Hukum Asuransi



Pengertian Asuransi
Ø  Pasal 246 Kitab Undang-undang Hukum Dagang (KUHD)
“Asuransi atau pertanggungan adalah suatu perjanjian, dengan mana seorang penanggung mengikatkan diri pada tertanggung dengan menerima suatu premi, untuk memberikan penggantian kepadanya karena suatu kerugian, kerusakan atau kehilangan keuntungan yang diharapkan, yang mungkin akan dideritanya karena suatu peristiwa yang tak tertentu”.
Ø  Undang-undang No. 2 Tahun 1992
Asuransi atau pertanggungan adalah perjanjian antara dua pihak atau lebih, dengan mana pihak penanggung mengikatkan diri pada tertanggung, dengan menerima premi asuransi untuk memberikan penggantian pada tertanggung karena kerugian, kerusakan atau kehilangan keuntungan yang diharapkan, atau tanggung jawab hukum kepada pihak ketiga yang mungkin akan diderita tertanggung, yang timbul dari suatu peristiwa yang tidak pasti, atau untuk memberikan suatu pembayaran yang didasarkan atas meninggal atau hidupnya seseorang yang dipertanggungkan.
Ø  Prof.

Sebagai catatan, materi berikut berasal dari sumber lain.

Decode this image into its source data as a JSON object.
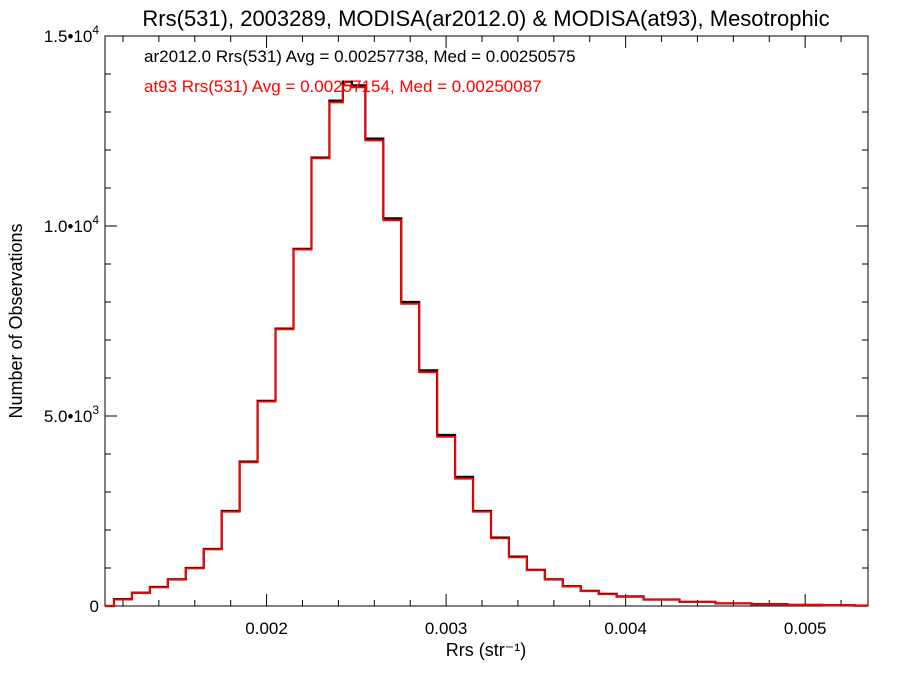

Mehr dan Cammack
“Asuransi merupakan suatu alat untuk mengurangi resiko keuangan, dengan cara pengumpulan unit-unit dalam jumlah yang memadai, untuk membuat agar kerugian individu dapat diperkirakan. Kemudian kerugian yang dapat diramalkan itu dipikul merata oleh mereka yang tergabung”.
Ø  Khoiril Anwar
Asuransi adalah salah satu cara bagi pelaku bisnis untuk mengurangi resiko terhadap kerugian yang mungkin terjadi dalam sebuah transaksi bisnis. Asuransi akan membantu untuk mengganti biaya kerugian yang diderita sehingga kerugian yang diderita oleh pelaku bisnis bisa diperkecil”.
Dasar hukum asuransi
Seperti diketahui dinegara Perancis kodifikasi hukum perdata dan hukum dagang diselenggarakan oleh Kaisar Napoleon dan dimuat dalam dua kitab yaitu Code Civil (Kitab Hukum Perdata) dan Code de Commerce (Kitab Hukum Dagang) Ini terjadi pada permulaan abad 19. Pada waktu itu dalam Code de Commerce hanya termuat pasal-pasal mengenai asuransi laut. Dalam rancangan undang-undang yang diadakan dinegara Belanda untuk Kitab Hukum Dagang juga hanya termuat peraturan tentang asuransi laut. Baru dalam rancangan undang-undang terakhir yang kemudian menjadi undang-undang yaitu Kitab Undang-undang Hukum Perniagaan (Wetboek Van Koophandel) dalam tahun 1838, termuat peraturan-peraturan mengenai asuransi kebakaran, asuransi hasil bumi dan asuransi jiwa. Sistem ini juga dianut dalam Kitab Undang-undang Hukum Perniagaan untuk Hindia Belanda dulu, yang sampai sekarang masih berlaku di Indonesia.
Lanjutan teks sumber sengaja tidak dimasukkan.